Wir haben diese Textpassage gewählt, weil wir den Anfang sehr interessant fanden. Er spiegelt außerdem das Buch auch ganz gut wieder.

Was ich zu berichten beabsichtige, ist mir vor reichlich einem halben Jahrhundert im Hause meiner Urgroßmutter, der alten Frau Senator Feddersen, kundgeworden, während ich, an ihrem Lehnstuhl sitzend, mich mit dem Lesen eines in blaue Pappe eingebundenen Zeitschriftenheftes beschäftigte; ich vermag mich nicht mehr zu entsinnen, ob von den "Leipziger" oder von "Pappes Hamburger Lesefrüchten". Noch fühl ich es gleich einem Schauer, wie dabei die linke Hand der über Achtzigjährigen mitunter liebkosend über das Haupthaar ihres Urenkels hinglitt.

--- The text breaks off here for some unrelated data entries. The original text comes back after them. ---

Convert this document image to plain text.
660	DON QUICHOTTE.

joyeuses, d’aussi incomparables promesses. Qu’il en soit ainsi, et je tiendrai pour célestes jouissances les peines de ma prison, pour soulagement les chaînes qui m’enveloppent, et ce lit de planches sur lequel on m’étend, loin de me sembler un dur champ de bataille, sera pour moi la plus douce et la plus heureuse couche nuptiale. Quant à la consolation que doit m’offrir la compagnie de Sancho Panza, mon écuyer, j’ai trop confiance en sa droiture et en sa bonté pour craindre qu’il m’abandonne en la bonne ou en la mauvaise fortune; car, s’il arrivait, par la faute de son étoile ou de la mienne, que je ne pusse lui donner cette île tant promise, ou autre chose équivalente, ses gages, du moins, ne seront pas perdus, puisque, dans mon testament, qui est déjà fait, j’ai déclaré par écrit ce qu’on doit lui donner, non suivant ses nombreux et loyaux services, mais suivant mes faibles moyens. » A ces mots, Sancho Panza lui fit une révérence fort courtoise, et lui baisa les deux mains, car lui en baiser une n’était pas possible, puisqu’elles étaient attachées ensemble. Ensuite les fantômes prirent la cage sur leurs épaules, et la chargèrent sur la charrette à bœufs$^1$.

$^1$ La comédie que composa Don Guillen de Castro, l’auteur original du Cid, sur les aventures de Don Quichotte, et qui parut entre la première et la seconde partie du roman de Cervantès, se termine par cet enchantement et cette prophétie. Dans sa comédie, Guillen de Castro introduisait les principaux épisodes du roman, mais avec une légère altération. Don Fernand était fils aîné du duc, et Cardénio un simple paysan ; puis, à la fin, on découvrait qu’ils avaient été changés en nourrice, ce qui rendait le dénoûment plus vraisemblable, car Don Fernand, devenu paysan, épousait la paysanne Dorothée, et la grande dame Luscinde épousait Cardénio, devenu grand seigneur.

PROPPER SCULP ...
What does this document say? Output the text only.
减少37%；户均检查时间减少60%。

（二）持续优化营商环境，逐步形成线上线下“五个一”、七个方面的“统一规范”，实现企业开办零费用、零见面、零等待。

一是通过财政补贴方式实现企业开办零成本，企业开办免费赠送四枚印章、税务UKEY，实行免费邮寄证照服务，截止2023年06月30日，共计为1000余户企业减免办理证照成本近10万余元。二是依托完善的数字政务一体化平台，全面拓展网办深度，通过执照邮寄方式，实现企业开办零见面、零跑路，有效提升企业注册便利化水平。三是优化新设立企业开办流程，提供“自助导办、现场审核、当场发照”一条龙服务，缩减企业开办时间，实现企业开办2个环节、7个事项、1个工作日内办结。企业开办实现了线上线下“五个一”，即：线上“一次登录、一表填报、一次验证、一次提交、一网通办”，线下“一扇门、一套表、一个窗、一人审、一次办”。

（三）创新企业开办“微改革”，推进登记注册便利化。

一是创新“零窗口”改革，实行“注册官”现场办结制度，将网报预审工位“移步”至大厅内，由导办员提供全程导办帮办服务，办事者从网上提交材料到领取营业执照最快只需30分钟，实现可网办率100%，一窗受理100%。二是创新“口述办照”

Sie selbst und jene Zeit sind längst begraben; vergebens auch habe ich seitdem jenen Blättern

nachgeforscht, und ich kann daher umso weniger weder die Wahrheit der Tatsachen verbürgen, als, wenn jemand sie bestreiten wollte, dafür aufstehen; nur versichern, dass ich sie seit jener Zeit, obgleich sie durch keinen äußeren Anlass in mir aufs neue belebt wurden, niemals aus dem Gedächtnis verloren habe.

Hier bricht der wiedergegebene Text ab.